Working with Visual Studio Code
Visual Studio Code is a free and powerful IDE that can facilite first-class code editing, shell access, document viewing and more on the cluster. It has very broad adoption in the community and many excellent extensions. It is the recommended way to work on the cluster day-to-day.
Installation
To get going, download and install Visual Studio Code on your client machine from the link above. You will then need to install the following extensions:
Python for python code sytax highlight and more.
R for R code syntax highlighting and more.

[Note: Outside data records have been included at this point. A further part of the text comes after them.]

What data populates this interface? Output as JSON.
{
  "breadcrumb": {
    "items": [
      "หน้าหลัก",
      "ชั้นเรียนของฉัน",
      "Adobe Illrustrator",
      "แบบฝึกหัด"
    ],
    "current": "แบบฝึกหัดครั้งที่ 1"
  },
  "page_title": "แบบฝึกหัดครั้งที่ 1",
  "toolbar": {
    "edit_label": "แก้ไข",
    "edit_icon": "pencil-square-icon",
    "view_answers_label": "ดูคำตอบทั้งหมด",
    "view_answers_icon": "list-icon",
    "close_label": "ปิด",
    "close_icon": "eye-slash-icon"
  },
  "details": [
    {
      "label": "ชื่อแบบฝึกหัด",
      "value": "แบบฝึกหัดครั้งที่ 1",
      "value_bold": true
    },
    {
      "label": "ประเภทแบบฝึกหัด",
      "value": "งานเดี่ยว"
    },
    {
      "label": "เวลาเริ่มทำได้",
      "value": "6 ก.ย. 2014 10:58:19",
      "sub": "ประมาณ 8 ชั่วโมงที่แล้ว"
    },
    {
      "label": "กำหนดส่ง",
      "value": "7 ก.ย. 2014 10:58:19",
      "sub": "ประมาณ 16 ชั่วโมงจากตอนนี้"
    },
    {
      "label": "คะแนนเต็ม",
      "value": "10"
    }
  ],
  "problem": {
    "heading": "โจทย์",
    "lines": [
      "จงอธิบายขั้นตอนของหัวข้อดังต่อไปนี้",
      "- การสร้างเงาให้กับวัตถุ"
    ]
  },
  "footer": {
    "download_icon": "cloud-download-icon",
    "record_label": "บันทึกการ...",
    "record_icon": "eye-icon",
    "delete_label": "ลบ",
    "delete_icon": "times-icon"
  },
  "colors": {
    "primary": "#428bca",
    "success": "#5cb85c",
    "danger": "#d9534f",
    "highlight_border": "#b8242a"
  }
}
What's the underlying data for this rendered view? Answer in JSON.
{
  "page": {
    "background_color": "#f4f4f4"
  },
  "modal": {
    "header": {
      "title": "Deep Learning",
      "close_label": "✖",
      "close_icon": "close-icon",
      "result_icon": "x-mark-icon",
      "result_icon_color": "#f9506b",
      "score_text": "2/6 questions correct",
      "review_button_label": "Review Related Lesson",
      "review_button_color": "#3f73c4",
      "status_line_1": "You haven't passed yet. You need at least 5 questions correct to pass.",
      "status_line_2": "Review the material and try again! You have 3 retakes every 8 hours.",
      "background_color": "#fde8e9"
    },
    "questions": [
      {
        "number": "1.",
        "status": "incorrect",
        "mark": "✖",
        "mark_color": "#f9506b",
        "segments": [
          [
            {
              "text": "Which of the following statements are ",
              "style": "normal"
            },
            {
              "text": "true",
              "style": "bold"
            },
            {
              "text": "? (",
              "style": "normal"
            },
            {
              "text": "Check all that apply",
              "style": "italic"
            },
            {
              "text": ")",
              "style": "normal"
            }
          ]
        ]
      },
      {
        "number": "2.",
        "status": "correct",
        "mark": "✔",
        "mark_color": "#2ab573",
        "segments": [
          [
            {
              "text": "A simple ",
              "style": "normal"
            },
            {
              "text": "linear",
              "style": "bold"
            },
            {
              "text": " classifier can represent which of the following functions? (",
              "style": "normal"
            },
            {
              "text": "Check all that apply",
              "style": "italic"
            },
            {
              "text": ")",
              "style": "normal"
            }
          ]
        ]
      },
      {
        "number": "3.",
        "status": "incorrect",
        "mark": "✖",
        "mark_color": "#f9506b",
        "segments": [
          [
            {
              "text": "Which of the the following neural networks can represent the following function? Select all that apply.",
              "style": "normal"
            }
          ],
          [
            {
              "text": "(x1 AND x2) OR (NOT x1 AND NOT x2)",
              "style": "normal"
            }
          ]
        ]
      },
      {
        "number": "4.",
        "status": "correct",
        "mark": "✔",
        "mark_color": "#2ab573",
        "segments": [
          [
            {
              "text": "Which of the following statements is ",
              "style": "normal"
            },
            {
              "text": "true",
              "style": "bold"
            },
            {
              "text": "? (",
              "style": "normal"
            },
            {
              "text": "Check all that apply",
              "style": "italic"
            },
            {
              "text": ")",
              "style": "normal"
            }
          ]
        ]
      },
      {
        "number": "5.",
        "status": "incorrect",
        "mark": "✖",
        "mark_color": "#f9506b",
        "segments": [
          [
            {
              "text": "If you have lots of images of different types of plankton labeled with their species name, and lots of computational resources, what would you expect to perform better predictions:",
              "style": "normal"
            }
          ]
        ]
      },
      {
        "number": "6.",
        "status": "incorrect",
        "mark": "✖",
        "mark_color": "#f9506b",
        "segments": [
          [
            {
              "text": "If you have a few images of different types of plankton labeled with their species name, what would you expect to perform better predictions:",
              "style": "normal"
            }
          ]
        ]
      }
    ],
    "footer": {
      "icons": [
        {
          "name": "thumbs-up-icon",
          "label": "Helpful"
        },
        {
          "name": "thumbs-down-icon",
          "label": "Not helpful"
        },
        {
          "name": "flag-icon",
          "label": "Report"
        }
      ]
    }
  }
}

vscode-pdf for viewing PDFs
image preview for viewing images
Jupyter for jupyter notebooks
Awesome Emacs Keymap if you are used to emacs keybindings.
Running R scripts
To evaluate code in rscripts interactively, you will need to have the following in your settings.json file:
// Use active terminal for all commands, rather than creating a new R terminal
"r.alwaysUseActiveTerminal": true,
// Use bracketed paste mode
"r.bracketedPaste": true,
// Enable R session watcher
"r.sessionWatcher": true,
// This requires the R httpgd package to be installed
"r.plot.useHttpgd": true,
// Optionally disablye R conding linting:
"r.lintr.enabled": false,
And the following lines in your .Rprofile:
# Enable vscode hooks
if (interactive() && Sys.getenv("RSTUDIO") == "") {
source(file.path(Sys.getenv(if (.Platform$OS.type == "windows") "USERPROFILE" else "HOME"), ".vscode-R", "init.R"))
}
Syncing settings between machines
Syncing of vscode settings and extensions between machines can be performed easily by linking vscode to your github account as described here.